Il est urgent que l'ensemble des responsables politiques français acceptent de déroger aux règles. Autant il serait absurde de vouloir ignorer la rigueur qui doit entourer l'enfouissement d'un câble électrique ou d'une conduite de gaz, autant il faut être convaincu qu'il n'y a aucun danger à enfouir une fibre optique à une profondeur ne dépassant pas les 40 cm, dans une micro tranchée ne dépassant pas les 10 cm en largeur.

C'est en prenant des décisions pragmatiques de cette nature que nous ferons vraiment avancer le dossier de l' « opticalisation » intégrale de notre Pays, si déterminante pour notre avenir.

Annoncer qu'il faudrait encore trouver des dizaines de milliards d'euros pour desservir l'ensemble du monde rural ne fait encore qu'approfondir la fracture entre le monde urbain et le monde rural.

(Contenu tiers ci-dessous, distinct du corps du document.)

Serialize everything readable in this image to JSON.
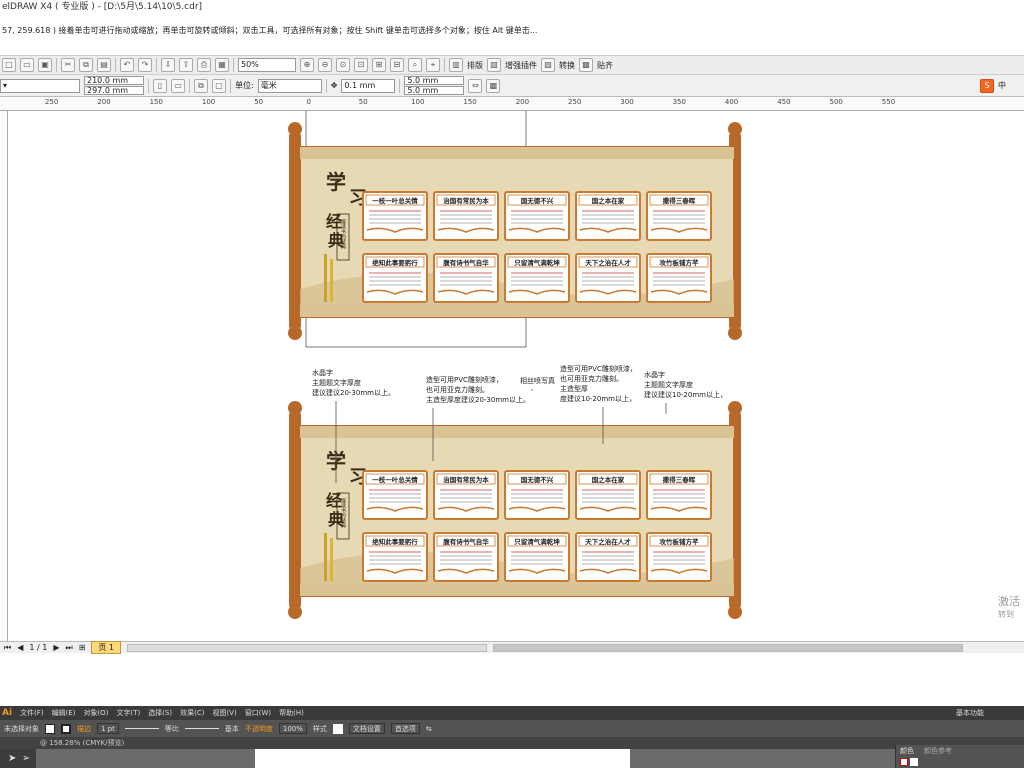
{
  "window": {
    "title": "elDRAW X4 ( 专业版 ) - [D:\\5月\\5.14\\10\\5.cdr]"
  },
  "status": {
    "text": "57, 259.618 )   接着单击可进行拖动或缩放；再单击可旋转或倾斜；双击工具，可选择所有对象；按住 Shift 键单击可选择多个对象；按住 Alt 键单击..."
  },
  "toolbar": {
    "zoom": "50%",
    "menus": [
      "排版",
      "增强插件",
      "转换",
      "贴齐"
    ]
  },
  "property_bar": {
    "width": "210.0 mm",
    "height": "297.0 mm",
    "unit_label": "单位:",
    "unit_value": "毫米",
    "nudge": "0.1 mm",
    "dup_x": "5.0 mm",
    "dup_y": "5.0 mm"
  },
  "ruler": {
    "ticks": [
      "250",
      "200",
      "150",
      "100",
      "50",
      "0",
      "50",
      "100",
      "150",
      "200",
      "250",
      "300",
      "350",
      "400",
      "450",
      "500",
      "550"
    ]
  },
  "design": {
    "title_chars": [
      "学",
      "习",
      "经",
      "典"
    ],
    "title_tag": "展读书的经典",
    "books_row1": [
      "一枝一叶总关情",
      "治国有常民为本",
      "国无德不兴",
      "国之本在家",
      "撒得三春晖"
    ],
    "books_row2": [
      "绝知此事要躬行",
      "腹有诗书气自华",
      "只留清气满乾坤",
      "天下之治在人才",
      "攻竹板铺方芊"
    ]
  },
  "annotations": [
    {
      "lines": [
        "水晶字",
        "主题题文字厚度",
        "建议建议20-30mm以上。"
      ]
    },
    {
      "lines": [
        "造型可用PVC雕刻喷漆，",
        "也可用亚克力雕刻。",
        "主造型厚度建议20-30mm以上。"
      ]
    },
    {
      "lines": [
        "相丝喷写真"
      ]
    },
    {
      "lines": [
        "造型可用PVC雕刻喷漆，",
        "也可用亚克力雕刻。",
        "主造型厚",
        "度建议10-20mm以上，"
      ]
    },
    {
      "lines": [
        "水晶字",
        "主题题文字厚度",
        "建议建议10-20mm以上，"
      ]
    }
  ],
  "pagebar": {
    "page_count": "1 / 1",
    "page_tab": "页 1"
  },
  "illustrator": {
    "menu": [
      "文件(F)",
      "编辑(E)",
      "对象(O)",
      "文字(T)",
      "选择(S)",
      "效果(C)",
      "视图(V)",
      "窗口(W)",
      "帮助(H)"
    ],
    "workspace": "基本功能",
    "ctrl_no_selection": "未选择对象",
    "ctrl_stroke": "描边",
    "ctrl_stroke_value": "1 pt",
    "ctrl_equal": "等比",
    "ctrl_basic": "基本",
    "ctrl_opacity_label": "不透明度",
    "ctrl_opacity": "100%",
    "ctrl_style": "样式",
    "ctrl_doc_setup": "文档设置",
    "ctrl_prefs": "首选项",
    "doc_tab": "@ 158.28% (CMYK/预览)",
    "panel_color": "颜色",
    "panel_color_ref": "颜色参考"
  },
  "activation": {
    "line1": "激活",
    "line2": "转到"
  },
  "colors": {
    "scroll_rod": "#b8692a",
    "board": "#e8d9b5",
    "book_border": "#c97a30",
    "title": "#3b2a18"
  }
}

Dès ces prochains mois, les habitants des villes vont commencer à accéder à un très haut débit de 100 Mégabits symétriques alors que rien n'est encore prévu, dans aucun endroit rural de France (sauf dans le Rhône et la Manche) pour permettre à l'abonné de base de dépasser les 10 Mégas descendants et les 2 Mégas montants avant de très nombreuses années.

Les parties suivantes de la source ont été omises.